Nope. I've had safe deposit boxes in a number of institutions and they all required use of two keys to access - one held by the customer (me) and the other by the bank. I go in, sign a card/fill out a form that records who accessed it when (one bank always checked my photo ID, others took my word that I was who I claimed to be), sometimes had the signature compared to the one on file, put my key in one lock and they put their key in the other. Even though in theory the paperwork specified who had access to the box, the fine print covered their butts with wording to the effect that "anyone possessing the key is assumed to be authorized to access the box contents", and the ID/signature-check just to make sure it's not someone pretending to be *me*.
The signup and disclosure forms made a huge deal out of making sure I knew I had to bring my key every time, they couldn't do it with just their key, and "don't lose your key, we can't open the box. You have to fill out paperwork and pay us in advance a fee to cover both drilling the lock and then replacing it and issuing new keys because that's going to destroy it".

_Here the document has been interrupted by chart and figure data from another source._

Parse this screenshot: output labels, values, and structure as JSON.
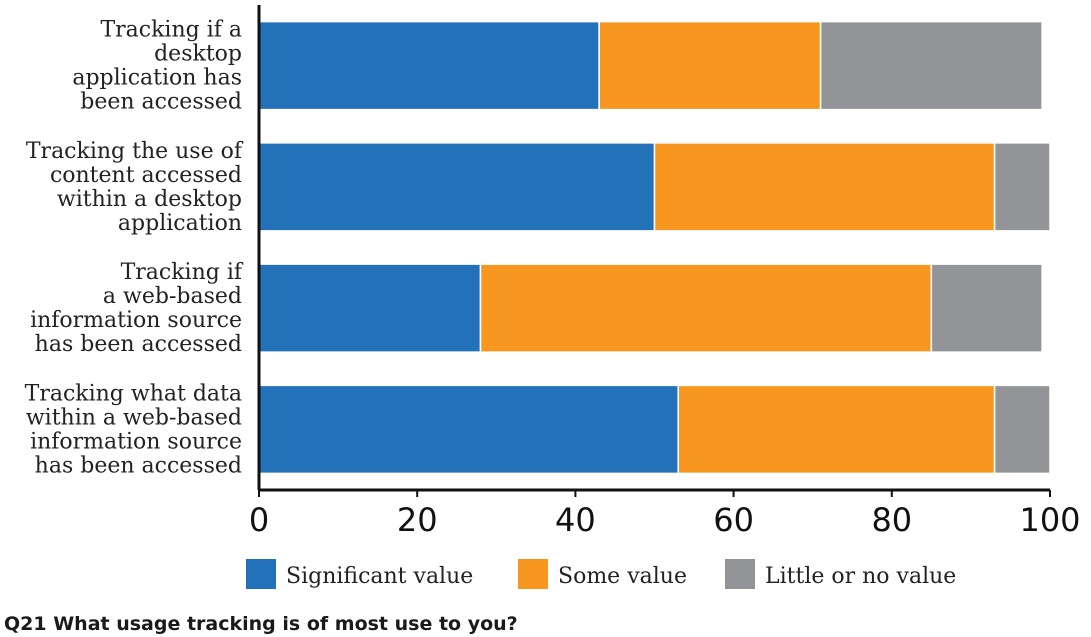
{
  "chart_data": {
    "type": "bar",
    "orientation": "horizontal",
    "stacked": true,
    "categories": [
      [
        "Tracking if a",
        "desktop",
        "application has",
        "been accessed"
      ],
      [
        "Tracking the use of",
        "content accessed",
        "within a desktop",
        "application"
      ],
      [
        "Tracking if",
        "a web-based",
        "information source",
        "has been accessed"
      ],
      [
        "Tracking what data",
        "within a web-based",
        "information source",
        "has been accessed"
      ]
    ],
    "series": [
      {
        "name": "Significant value",
        "color": "#2271b9",
        "values": [
          43,
          50,
          28,
          53
        ]
      },
      {
        "name": "Some value",
        "color": "#f7971f",
        "values": [
          28,
          43,
          57,
          40
        ]
      },
      {
        "name": "Little or no value",
        "color": "#929497",
        "values": [
          28,
          7,
          14,
          7
        ]
      }
    ],
    "xlim": [
      0,
      100
    ],
    "xticks": [
      0,
      20,
      40,
      60,
      80,
      100
    ],
    "grid": false,
    "legend_position": "bottom",
    "caption": "Q21 What usage tracking is of most use to you?"
  }
}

Now what would be interesting is how the bank handles this without the backup paperwork ... who/what has the backup copy of the records of who's got what box number, the cards with accountholder info and alternate accesses and access history and so on. My previous bank went from small-local to itty-bitty-branch-of-huge-one to bankrupt-huge-one-gets-bought-by-even-bigger-one, yet the original account open cards, signatures, info, etc, were always in the same beat-up old box in an office that wasn't inside the vault. If this branch had been in Joplin, those records would be in a field a few dozen miles away.
Things are quite different with safe deposit boxes vs stuff left at a hotel office, for example.
Anyhow, sorry to digress so much. Business continuity after disaster is sort of an interest of mine.